PromptCD: Test-Time Behavior Enhancement via Polarity-Prompt Contrastive Decoding
- URL: http://arxiv.org/abs/2602.20696v1
- Date: Tue, 24 Feb 2026 08:56:52 GMT
- Title: PromptCD: Test-Time Behavior Enhancement via Polarity-Prompt Contrastive Decoding
- Authors: Baolong Bi, Yuyao Ge, Shenghua Liu, Yuchen He, Siqian Tong, Lizhe Chen, Lingrui Mei, Zehao Li, Yiwei Wang, Yujun Cai, Ming-Hsuan Yang, Xueqi Cheng,
- Abstract summary: We introduce Polarity-Prompt Contrastive Decoding (PromptCD), a test-time behavior control method that generalizes contrastive decoding to broader enhancement settings.<n>PromptCD constructs paired positive and negative guiding prompts for a target behavior and contrasts model responses to reinforce desirable outcomes.<n>Experiments on the "3H" alignment objectives demonstrate consistent and substantial improvements, indicating that post-trained models can achieve meaningful self-enhancement purely at test time.

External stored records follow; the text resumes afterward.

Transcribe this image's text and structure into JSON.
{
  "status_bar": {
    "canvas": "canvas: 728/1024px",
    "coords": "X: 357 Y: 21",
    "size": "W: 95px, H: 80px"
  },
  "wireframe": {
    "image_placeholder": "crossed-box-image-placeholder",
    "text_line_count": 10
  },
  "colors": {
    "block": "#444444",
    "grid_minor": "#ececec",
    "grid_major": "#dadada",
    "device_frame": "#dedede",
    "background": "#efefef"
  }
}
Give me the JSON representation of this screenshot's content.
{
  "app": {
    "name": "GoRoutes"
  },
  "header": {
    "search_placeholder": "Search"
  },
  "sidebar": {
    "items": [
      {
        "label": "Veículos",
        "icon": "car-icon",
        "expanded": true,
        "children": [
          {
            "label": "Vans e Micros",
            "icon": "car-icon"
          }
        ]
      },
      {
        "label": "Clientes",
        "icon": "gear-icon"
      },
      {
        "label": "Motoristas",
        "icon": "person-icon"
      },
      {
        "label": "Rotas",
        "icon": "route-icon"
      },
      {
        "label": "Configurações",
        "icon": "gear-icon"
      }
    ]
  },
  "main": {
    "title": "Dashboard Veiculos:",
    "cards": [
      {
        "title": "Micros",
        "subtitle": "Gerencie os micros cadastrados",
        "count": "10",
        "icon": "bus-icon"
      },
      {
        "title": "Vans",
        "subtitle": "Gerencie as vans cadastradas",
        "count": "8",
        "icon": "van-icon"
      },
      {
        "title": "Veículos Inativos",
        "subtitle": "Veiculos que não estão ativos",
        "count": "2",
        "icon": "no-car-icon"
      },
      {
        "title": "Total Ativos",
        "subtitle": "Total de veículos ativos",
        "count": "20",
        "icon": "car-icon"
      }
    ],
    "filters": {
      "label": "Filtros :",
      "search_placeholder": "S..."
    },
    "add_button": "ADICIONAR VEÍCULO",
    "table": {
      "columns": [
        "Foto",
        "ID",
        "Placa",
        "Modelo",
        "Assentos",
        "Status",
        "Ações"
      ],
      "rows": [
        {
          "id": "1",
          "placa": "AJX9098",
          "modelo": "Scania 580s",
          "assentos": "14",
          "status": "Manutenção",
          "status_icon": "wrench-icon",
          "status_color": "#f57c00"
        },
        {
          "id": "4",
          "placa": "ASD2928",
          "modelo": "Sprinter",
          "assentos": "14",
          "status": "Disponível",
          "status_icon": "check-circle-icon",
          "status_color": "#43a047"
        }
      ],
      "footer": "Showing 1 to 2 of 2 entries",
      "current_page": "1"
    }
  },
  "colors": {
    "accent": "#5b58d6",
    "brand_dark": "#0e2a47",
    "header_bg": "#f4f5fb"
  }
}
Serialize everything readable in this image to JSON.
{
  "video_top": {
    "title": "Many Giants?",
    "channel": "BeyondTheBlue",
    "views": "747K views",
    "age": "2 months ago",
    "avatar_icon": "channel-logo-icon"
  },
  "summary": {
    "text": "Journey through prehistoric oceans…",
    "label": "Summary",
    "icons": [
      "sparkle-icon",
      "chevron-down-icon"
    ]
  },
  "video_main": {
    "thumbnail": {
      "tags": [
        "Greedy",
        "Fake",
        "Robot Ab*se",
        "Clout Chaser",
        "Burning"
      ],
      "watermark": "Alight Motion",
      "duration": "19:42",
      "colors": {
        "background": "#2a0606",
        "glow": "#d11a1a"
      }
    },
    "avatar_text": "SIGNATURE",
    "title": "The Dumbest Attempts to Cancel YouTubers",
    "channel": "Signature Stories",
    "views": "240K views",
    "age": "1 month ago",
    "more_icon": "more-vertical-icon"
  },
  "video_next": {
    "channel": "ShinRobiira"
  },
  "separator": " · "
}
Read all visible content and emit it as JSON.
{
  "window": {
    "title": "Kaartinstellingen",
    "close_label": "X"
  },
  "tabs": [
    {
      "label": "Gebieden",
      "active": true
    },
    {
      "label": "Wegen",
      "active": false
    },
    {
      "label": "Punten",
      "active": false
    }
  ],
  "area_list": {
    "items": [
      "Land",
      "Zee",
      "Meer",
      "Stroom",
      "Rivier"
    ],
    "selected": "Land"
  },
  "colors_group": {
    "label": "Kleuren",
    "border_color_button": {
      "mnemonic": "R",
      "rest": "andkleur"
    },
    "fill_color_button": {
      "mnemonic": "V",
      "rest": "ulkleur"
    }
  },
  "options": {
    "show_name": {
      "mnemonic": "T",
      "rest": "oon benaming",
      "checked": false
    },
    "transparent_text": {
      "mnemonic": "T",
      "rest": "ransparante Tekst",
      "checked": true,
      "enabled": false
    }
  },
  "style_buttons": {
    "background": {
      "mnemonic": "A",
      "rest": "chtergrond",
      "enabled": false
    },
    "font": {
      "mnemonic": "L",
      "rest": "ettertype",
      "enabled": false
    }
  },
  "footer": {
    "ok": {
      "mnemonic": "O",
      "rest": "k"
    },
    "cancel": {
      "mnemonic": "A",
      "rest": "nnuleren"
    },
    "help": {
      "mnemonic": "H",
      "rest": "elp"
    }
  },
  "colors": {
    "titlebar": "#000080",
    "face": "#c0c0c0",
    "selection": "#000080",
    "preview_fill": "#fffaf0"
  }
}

- Score: 85.22047087898311
- License: http://arxiv.org/licenses/nonexclusive-distrib/1.0/
- Abstract: Reliable AI systems require large language models (LLMs) to exhibit behaviors aligned with human preferences and values. However, most existing alignment approaches operate at training time and rely on additional high-quality data, incurring significant computational and annotation costs. While recent work has shown that contrastive decoding can leverage a model's internal distributions to improve specific capabilities, its applicability remains limited to narrow behavioral scopes and scenarios. In this work, we introduce Polarity-Prompt Contrastive Decoding (PromptCD), a test-time behavior control method that generalizes contrastive decoding to broader enhancement settings. PromptCD constructs paired positive and negative guiding prompts for a target behavior and contrasts model responses-specifically token-level probability distributions in LLMs and visual attention patterns in VLMs-to reinforce desirable outcomes. This formulation extends contrastive decoding to a wide range of enhancement objectives and is applicable to both LLMs and Vision-Language Models (VLMs) without additional training. For LLMs, experiments on the "3H" alignment objectives (helpfulness, honesty, and harmlessness) demonstrate consistent and substantial improvements, indicating that post-trained models can achieve meaningful self-enhancement purely at test time. For VLMs, we further analyze contrastive effects on visual attention, showing that PromptCD significantly improves VQA performance by reinforcing behavior-consistent visual grounding. Collectively, these results highlight PromptCD as a simple, general, and cost-efficient strategy for reliable behavior control across modalities.